Between April 1, 2018 and March 31, 2019 food banks in the Trussell Trust’s network handed out emergency food supplies to 45,824 children and adults in the Gloucestershire and Worcestershire areas alone, and 142,234 across the West Midlands.

There has also been a rise in schools in England setting up food banks. The National Governance Association's annual survey released earlier this month found 8% of governors were in schools which had food banks - up from 7% last year.

Sarah Barcham, area manager at the Trussell Trust said: “When we were approached by the team at Three Counties to hold a harvest festival donation point at Malvern Autumn Show we were more than happy to help to make sure it was going to the people who need it most.
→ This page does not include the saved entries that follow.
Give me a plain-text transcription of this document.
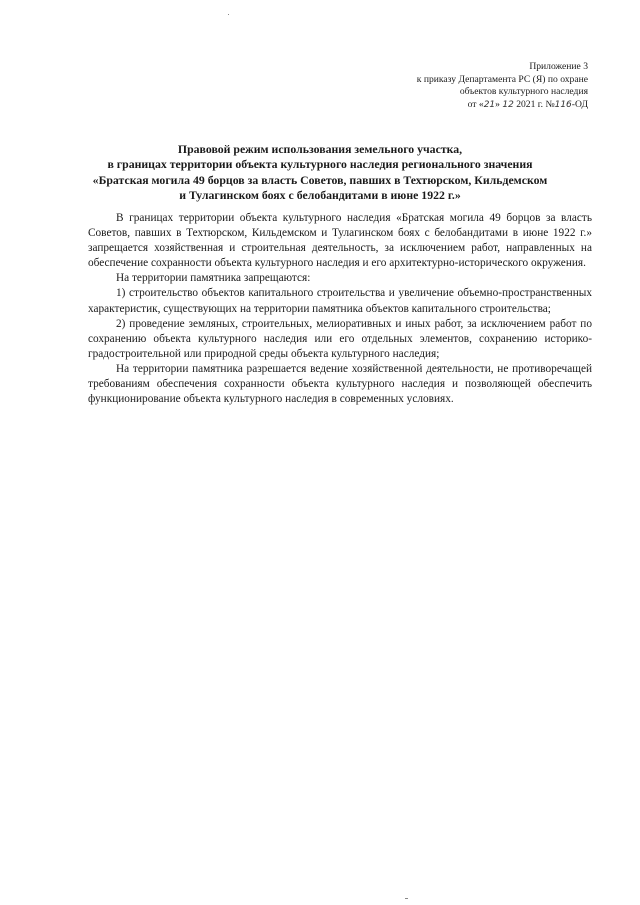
Приложение 3
к приказу Департамента РС (Я) по охране
объектов культурного наследия
от «21» 12 2021 г. №116-ОД
Правовой режим использования земельного участка,
в границах территории объекта культурного наследия регионального значения
«Братская могила 49 борцов за власть Советов, павших в Техтюрском, Кильдемском
и Тулагинском боях с белобандитами в июне 1922 г.»
В границах территории объекта культурного наследия «Братская могила 49 борцов за власть Советов, павших в Техтюрском, Кильдемском и Тулагинском боях с белобандитами в июне 1922 г.» запрещается хозяйственная и строительная деятельность, за исключением работ, направленных на обеспечение сохранности объекта культурного наследия и его архитектурно-исторического окружения.
На территории памятника запрещаются:
1) строительство объектов капитального строительства и увеличение объемно-пространственных характеристик, существующих на территории памятника объектов капитального строительства;
2) проведение земляных, строительных, мелиоративных и иных работ, за исключением работ по сохранению объекта культурного наследия или его отдельных элементов, сохранению историко-градостроительной или природной среды объекта культурного наследия;
На территории памятника разрешается ведение хозяйственной деятельности, не противоречащей требованиям обеспечения сохранности объекта культурного наследия и позволяющей обеспечить функционирование объекта культурного наследия в современных условиях.
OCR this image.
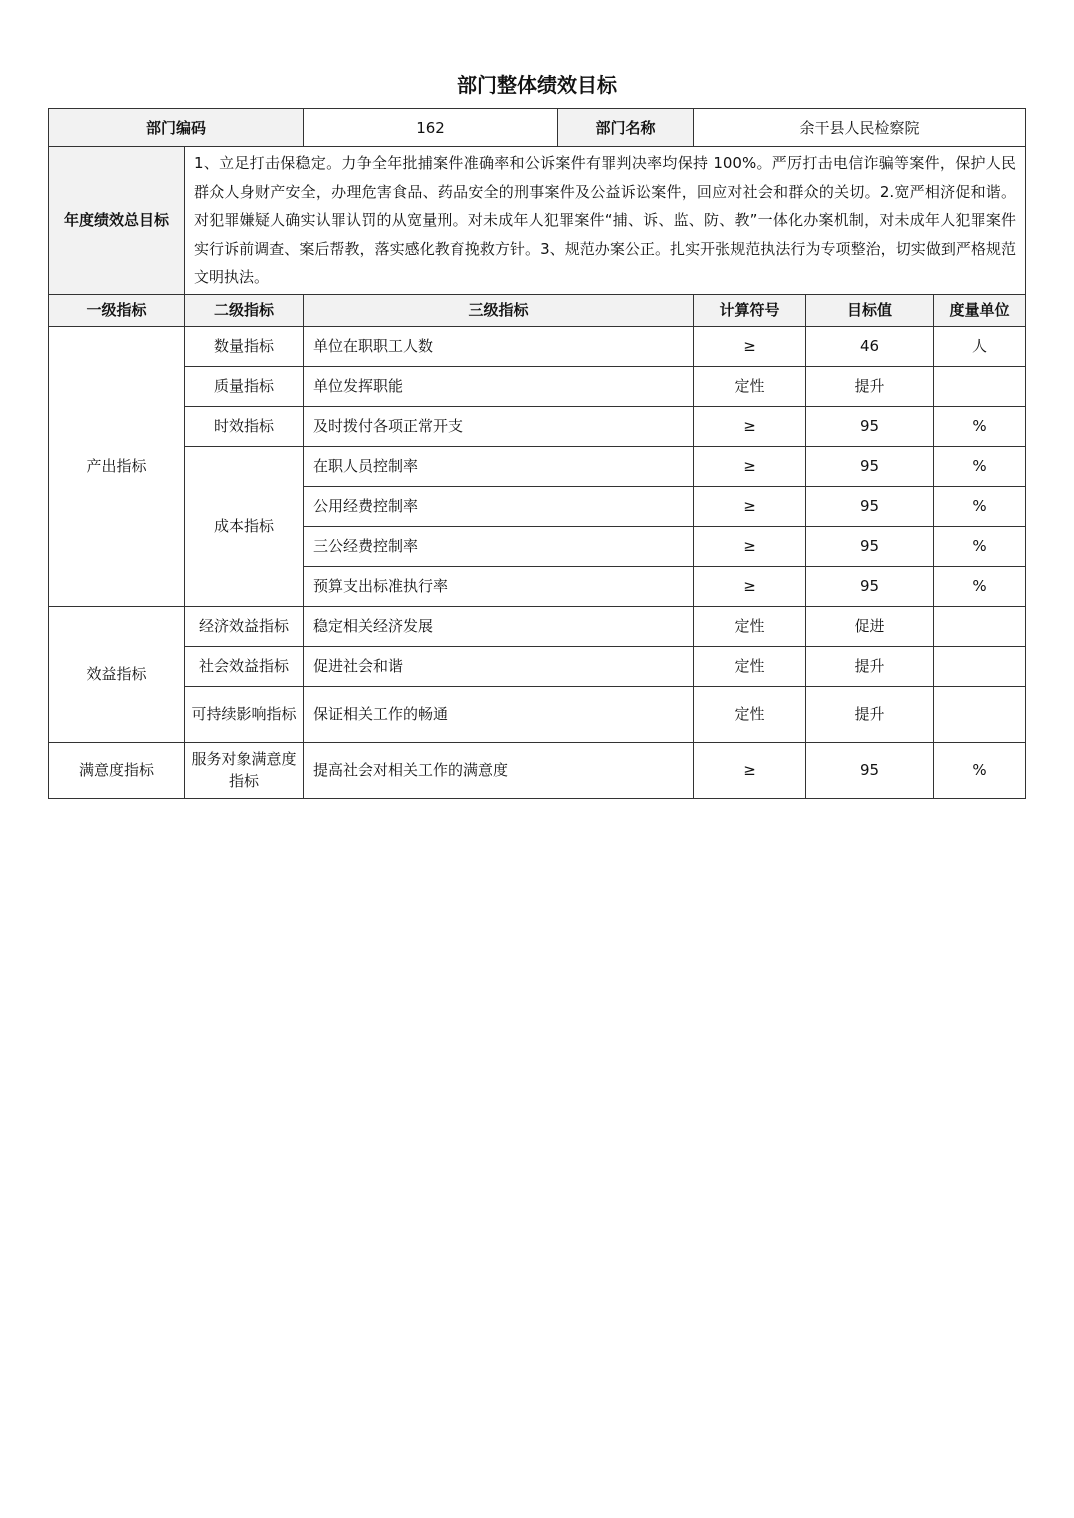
部门整体绩效目标
部门编码		162	部门名称	余干县人民检察院		
年度绩效总目标	1、立足打击保稳定。力争全年批捕案件准确率和公诉案件有罪判决率均保持 100%。严厉打击电信诈骗等案件，保护人民群众人身财产安全，办理危害食品、药品安全的刑事案件及公益诉讼案件，回应对社会和群众的关切。2.宽严相济促和谐。对犯罪嫌疑人确实认罪认罚的从宽量刑。对未成年人犯罪案件“捕、诉、监、防、教”一体化办案机制，对未成年人犯罪案件实行诉前调查、案后帮教，落实感化教育挽救方针。3、规范办案公正。扎实开张规范执法行为专项整治，切实做到严格规范文明执法。					
一级指标	二级指标	三级指标		计算符号	目标值	度量单位
产出指标	数量指标	单位在职职工人数		≥	46	人
	质量指标	单位发挥职能		定性	提升	
	时效指标	及时拨付各项正常开支		≥	95	%
	成本指标	在职人员控制率		≥	95	%
		公用经费控制率		≥	95	%
		三公经费控制率		≥	95	%
		预算支出标准执行率		≥	95	%
效益指标	经济效益指标	稳定相关经济发展		定性	促进	
	社会效益指标	促进社会和谐		定性	提升	
	可持续影响指标	保证相关工作的畅通		定性	提升	
满意度指标	服务对象满意度指标	提高社会对相关工作的满意度		≥	95	%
“No one in the UK should need to turn to a food bank. But during the last year across our network we’ve seen a 19% increase in foodbank use – that’s 1.6 million emergency food supplies to people in crisis. More than a third of these went to children.
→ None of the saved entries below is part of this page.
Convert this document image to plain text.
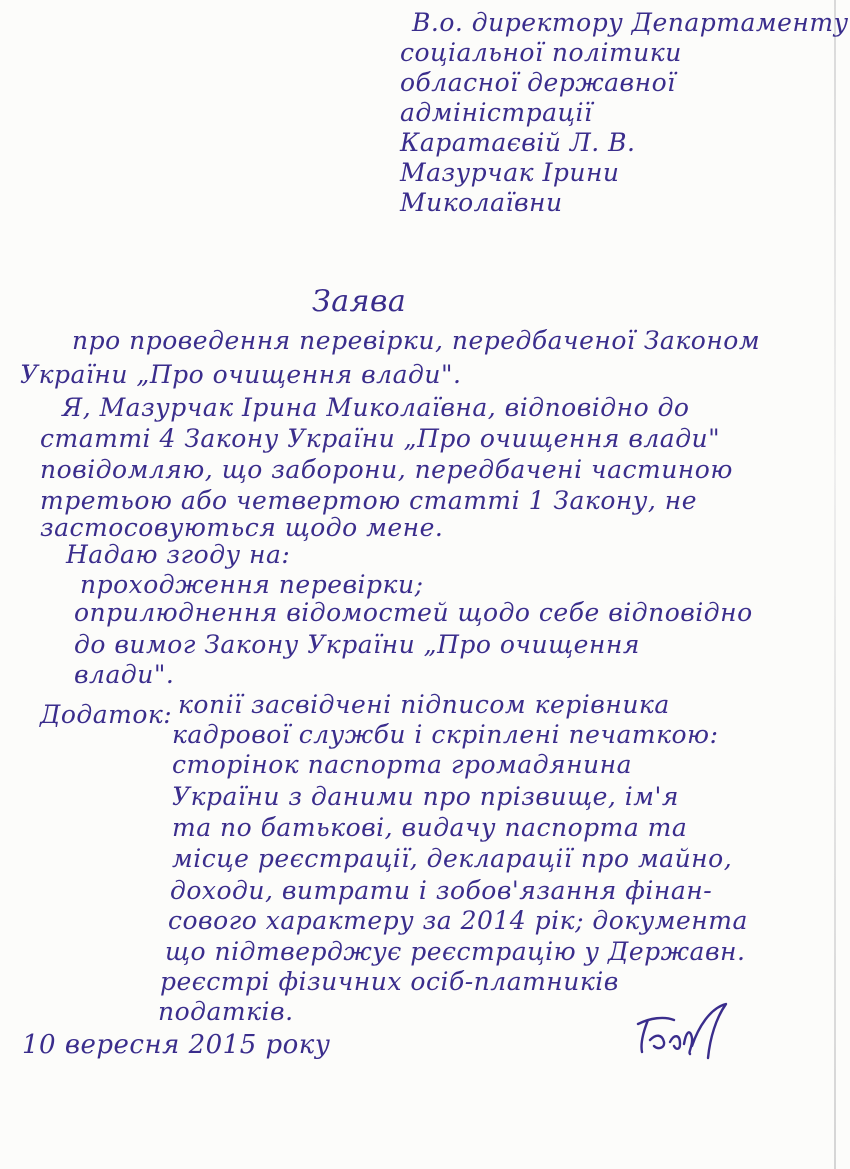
В.о. директору Департаменту
соціальної політики
обласної державної
адміністрації
Каратаєвій Л. В.
Мазурчак Ірини
Миколаївни
Заява
про проведення перевірки, передбаченої Законом
України „Про очищення влади".
Я, Мазурчак Ірина Миколаївна, відповідно до
статті 4 Закону України „Про очищення влади"
повідомляю, що заборони, передбачені частиною
третьою або четвертою статті 1 Закону, не
застосовуються щодо мене.
Надаю згоду на:
проходження перевірки;
оприлюднення відомостей щодо себе відповідно
до вимог Закону України „Про очищення
влади".
Додаток: копії засвідчені підписом керівника
кадрової служби і скріплені печаткою:
сторінок паспорта громадянина
України з даними про прізвище, ім'я
та по батькові, видачу паспорта та
місце реєстрації, декларації про майно,
доходи, витрати і зобов'язання фінан-
сового характеру за 2014 рік; документа
що підтверджує реєстрацію у Державн.
реєстрі фізичних осіб-платників
податків.
10 вересня 2015 року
“We’re working towards a future where no one needs a food bank, but until we reach that point, donations from the public are vital. It’s not just food that people at food banks need - if you don’t have any money for the basics, you’re likely to also need toiletries, household items, period products or baby supplies, so food banks welcome donations of these too.”

The Trussell Trust has issued a list of items which food banks in its network are it is in need of:

Food - cereal, soup, pasta, rice, tinned tomatoes, pasta sauce, lentils and pulses, tinned meat, tinned vegetables, tea and coffee, tinned fruit, biscuits, UHT milk and fruit juice.

Non-food - Deodorant, toilet paper, shower gel, shaving gel, shampoo, soap, toothbrushes, toothpaste, hand wipes, laundry liquid detergent, laundry powder, washing up liquid, sanitary towels, tampons, nappies, baby wipes and baby food.

Please only bring non-perishable goods that can be made into food parcels in advance as the collection will be unable to take donations of fresh food.